Dissolution of Marriage
A dissolution of marriage is Connecticut’s legal term for a divorce. It happens when two people have been legally married, and one or both of them goes through the court process to have the marriage ended. Orders about alimony, division of property, name changes, child custody, visitation, and support can all be made in a divorce.
A legal separation is a court order between married people. It is similar to a divorce in that the court can make orders about money and children. But after the court orders are put in place, the people remain married. This is usually done for religious reasons, when people cannot stay together but do not feel right about divorcing.
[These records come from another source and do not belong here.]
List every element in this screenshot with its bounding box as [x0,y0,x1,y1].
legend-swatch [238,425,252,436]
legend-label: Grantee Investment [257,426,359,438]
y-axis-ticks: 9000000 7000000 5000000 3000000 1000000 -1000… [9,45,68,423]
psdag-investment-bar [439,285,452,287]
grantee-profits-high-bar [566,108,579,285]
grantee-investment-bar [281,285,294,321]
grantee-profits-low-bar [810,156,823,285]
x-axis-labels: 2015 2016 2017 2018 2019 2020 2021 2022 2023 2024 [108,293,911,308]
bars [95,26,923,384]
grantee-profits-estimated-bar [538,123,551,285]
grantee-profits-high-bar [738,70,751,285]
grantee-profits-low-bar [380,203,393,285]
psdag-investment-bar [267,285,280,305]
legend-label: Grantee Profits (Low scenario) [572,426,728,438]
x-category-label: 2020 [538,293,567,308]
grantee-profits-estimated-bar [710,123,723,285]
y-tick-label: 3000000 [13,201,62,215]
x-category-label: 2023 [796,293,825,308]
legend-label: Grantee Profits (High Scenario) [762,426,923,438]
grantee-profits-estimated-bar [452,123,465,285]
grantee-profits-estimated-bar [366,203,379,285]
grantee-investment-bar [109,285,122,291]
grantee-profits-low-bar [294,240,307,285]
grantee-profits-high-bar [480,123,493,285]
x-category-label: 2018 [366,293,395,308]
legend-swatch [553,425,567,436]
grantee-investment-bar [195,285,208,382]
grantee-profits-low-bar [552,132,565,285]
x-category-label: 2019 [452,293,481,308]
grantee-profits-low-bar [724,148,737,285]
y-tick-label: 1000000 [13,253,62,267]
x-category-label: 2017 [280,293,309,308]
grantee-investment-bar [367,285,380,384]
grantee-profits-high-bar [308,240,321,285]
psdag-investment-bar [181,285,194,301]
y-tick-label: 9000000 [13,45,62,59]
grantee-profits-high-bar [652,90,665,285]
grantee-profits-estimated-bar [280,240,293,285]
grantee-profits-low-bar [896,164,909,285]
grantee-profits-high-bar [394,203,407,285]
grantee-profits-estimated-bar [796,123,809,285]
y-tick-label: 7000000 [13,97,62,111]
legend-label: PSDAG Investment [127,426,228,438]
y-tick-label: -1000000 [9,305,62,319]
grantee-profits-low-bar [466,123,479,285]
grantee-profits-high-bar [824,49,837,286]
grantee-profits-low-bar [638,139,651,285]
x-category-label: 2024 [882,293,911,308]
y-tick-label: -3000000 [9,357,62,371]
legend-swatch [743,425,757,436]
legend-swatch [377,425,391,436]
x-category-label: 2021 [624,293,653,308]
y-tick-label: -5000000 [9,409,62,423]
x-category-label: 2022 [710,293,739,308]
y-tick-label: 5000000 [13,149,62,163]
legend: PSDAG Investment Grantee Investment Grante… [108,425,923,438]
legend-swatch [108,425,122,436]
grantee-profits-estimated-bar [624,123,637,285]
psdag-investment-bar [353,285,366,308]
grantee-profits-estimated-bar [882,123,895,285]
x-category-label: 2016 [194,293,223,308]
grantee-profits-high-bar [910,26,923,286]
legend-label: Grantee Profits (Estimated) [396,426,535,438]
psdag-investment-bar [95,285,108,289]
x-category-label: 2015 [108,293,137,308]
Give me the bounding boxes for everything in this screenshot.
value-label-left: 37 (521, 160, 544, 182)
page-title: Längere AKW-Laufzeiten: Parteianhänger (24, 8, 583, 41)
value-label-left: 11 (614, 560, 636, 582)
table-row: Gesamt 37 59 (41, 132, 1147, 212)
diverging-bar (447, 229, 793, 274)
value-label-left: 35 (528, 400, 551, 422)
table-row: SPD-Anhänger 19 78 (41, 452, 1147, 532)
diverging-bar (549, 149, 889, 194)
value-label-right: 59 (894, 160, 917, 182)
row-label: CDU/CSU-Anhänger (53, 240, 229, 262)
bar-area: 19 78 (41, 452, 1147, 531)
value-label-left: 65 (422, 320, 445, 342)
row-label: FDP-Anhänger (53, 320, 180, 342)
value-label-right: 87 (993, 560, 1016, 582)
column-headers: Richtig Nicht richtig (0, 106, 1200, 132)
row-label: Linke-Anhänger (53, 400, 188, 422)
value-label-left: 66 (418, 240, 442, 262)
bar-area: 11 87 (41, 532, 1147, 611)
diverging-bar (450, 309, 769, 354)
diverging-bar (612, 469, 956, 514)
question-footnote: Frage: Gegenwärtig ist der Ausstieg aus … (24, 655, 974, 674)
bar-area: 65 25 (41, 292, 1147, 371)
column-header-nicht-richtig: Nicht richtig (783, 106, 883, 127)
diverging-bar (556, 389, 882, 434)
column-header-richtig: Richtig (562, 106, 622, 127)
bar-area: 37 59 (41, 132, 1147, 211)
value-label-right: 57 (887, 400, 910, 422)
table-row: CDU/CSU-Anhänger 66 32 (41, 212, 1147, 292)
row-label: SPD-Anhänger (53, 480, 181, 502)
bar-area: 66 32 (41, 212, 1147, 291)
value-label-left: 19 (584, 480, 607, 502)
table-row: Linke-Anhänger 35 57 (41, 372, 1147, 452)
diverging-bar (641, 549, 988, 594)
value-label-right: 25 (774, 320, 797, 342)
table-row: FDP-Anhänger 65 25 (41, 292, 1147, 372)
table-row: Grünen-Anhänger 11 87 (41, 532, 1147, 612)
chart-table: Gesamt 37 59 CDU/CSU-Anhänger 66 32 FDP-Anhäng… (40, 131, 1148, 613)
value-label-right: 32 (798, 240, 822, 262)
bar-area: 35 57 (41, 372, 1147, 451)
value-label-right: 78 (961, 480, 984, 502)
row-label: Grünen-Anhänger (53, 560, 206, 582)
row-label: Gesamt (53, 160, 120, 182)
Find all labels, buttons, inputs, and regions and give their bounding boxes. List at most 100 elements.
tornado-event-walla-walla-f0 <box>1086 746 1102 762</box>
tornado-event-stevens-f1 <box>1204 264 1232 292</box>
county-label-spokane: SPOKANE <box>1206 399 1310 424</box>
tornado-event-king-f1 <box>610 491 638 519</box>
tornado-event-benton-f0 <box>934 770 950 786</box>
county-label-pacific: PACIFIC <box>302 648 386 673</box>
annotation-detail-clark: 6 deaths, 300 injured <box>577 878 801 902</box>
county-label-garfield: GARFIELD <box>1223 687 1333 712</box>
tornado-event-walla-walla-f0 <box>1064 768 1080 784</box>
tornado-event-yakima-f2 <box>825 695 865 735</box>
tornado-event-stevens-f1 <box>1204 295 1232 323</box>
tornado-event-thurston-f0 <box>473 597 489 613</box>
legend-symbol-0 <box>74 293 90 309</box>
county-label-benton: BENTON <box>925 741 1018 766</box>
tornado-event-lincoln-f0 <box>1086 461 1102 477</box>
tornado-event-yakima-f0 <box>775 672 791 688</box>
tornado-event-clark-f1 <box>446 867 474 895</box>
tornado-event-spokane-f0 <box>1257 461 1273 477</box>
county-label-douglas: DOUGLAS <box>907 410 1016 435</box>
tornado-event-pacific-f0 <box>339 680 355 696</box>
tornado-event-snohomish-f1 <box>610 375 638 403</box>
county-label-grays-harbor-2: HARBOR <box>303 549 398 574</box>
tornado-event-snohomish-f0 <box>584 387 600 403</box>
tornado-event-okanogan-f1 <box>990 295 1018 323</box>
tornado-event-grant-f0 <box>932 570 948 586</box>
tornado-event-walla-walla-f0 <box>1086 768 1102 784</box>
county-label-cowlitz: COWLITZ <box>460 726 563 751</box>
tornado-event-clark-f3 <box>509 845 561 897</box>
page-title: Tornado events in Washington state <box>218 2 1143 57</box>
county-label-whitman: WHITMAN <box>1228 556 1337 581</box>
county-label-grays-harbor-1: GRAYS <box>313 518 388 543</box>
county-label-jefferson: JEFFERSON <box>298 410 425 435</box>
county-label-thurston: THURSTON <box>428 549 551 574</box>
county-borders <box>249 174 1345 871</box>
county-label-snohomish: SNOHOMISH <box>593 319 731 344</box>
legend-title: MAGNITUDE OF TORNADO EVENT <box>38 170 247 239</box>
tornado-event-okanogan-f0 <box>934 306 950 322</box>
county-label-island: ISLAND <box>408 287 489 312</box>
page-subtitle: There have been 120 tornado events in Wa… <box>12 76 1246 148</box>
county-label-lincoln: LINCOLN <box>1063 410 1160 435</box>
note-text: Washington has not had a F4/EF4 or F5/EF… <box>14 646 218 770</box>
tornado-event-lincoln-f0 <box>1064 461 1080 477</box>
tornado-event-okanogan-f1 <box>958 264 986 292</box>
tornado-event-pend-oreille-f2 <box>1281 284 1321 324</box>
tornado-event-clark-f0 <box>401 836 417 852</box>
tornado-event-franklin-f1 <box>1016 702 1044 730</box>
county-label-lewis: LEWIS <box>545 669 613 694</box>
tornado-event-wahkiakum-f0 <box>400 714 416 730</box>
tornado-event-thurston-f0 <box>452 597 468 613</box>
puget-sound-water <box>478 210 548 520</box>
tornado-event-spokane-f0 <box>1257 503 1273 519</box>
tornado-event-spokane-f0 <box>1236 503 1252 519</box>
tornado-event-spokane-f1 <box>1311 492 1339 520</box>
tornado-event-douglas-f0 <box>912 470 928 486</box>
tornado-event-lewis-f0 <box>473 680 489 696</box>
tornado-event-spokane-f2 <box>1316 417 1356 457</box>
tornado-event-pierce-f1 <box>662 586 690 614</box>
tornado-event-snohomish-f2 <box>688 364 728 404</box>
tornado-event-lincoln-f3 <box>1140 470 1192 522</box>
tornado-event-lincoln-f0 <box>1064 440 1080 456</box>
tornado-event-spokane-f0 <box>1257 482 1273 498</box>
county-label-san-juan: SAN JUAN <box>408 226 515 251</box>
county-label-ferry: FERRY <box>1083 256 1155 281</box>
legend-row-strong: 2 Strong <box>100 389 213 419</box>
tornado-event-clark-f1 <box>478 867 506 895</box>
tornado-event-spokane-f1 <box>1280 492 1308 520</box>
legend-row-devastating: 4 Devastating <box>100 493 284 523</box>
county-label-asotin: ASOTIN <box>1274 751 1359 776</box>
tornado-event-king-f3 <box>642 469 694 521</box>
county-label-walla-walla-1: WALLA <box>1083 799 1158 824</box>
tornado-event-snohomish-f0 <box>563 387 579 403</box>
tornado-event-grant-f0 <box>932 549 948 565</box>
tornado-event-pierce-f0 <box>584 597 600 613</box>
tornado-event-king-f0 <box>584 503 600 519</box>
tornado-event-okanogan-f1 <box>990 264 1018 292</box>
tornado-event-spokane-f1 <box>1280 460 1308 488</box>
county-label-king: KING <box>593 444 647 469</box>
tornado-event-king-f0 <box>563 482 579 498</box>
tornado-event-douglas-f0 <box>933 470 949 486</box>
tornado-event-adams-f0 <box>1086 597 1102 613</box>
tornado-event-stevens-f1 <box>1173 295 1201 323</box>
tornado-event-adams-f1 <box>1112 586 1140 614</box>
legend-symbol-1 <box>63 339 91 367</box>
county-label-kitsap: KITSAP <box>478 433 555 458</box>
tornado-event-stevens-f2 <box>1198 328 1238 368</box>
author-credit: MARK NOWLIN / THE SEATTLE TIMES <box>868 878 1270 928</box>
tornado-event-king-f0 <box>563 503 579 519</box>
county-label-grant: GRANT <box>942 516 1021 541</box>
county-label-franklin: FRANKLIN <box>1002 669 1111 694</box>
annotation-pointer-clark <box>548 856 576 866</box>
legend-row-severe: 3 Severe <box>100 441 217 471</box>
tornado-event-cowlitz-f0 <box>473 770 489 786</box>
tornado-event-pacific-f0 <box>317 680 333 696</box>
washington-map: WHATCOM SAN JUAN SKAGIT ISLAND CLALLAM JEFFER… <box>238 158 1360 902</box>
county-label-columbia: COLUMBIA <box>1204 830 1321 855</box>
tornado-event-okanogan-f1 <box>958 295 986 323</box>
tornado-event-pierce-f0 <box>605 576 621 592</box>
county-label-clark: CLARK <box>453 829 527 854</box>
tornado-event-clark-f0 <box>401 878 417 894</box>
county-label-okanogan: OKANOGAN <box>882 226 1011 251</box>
Sometimes when people say they want a legal separation, they really mean they want to get court orders and start living separately, and decide at a later date if they want to file for a divorce. Some people may file a case that asks for both a divorce and a legal separation, and decide later which will be the final order. If one person wants a legal separation and the other person asks the court for a divorce, the court will order a divorce.
An annulment is a court order that says that a marriage never existed in the first place. Many people think they can ask for an annulment because they have been married for a very short time. An annulment is usually only possible when the marriage was not legal in the first place (for example, if one of the people was underage or already married).
Some churches have a separate "annulment" process, which is the name they give for granting religious permission to end a marriage. That is not connected in any way to the state laws or processes about marriage.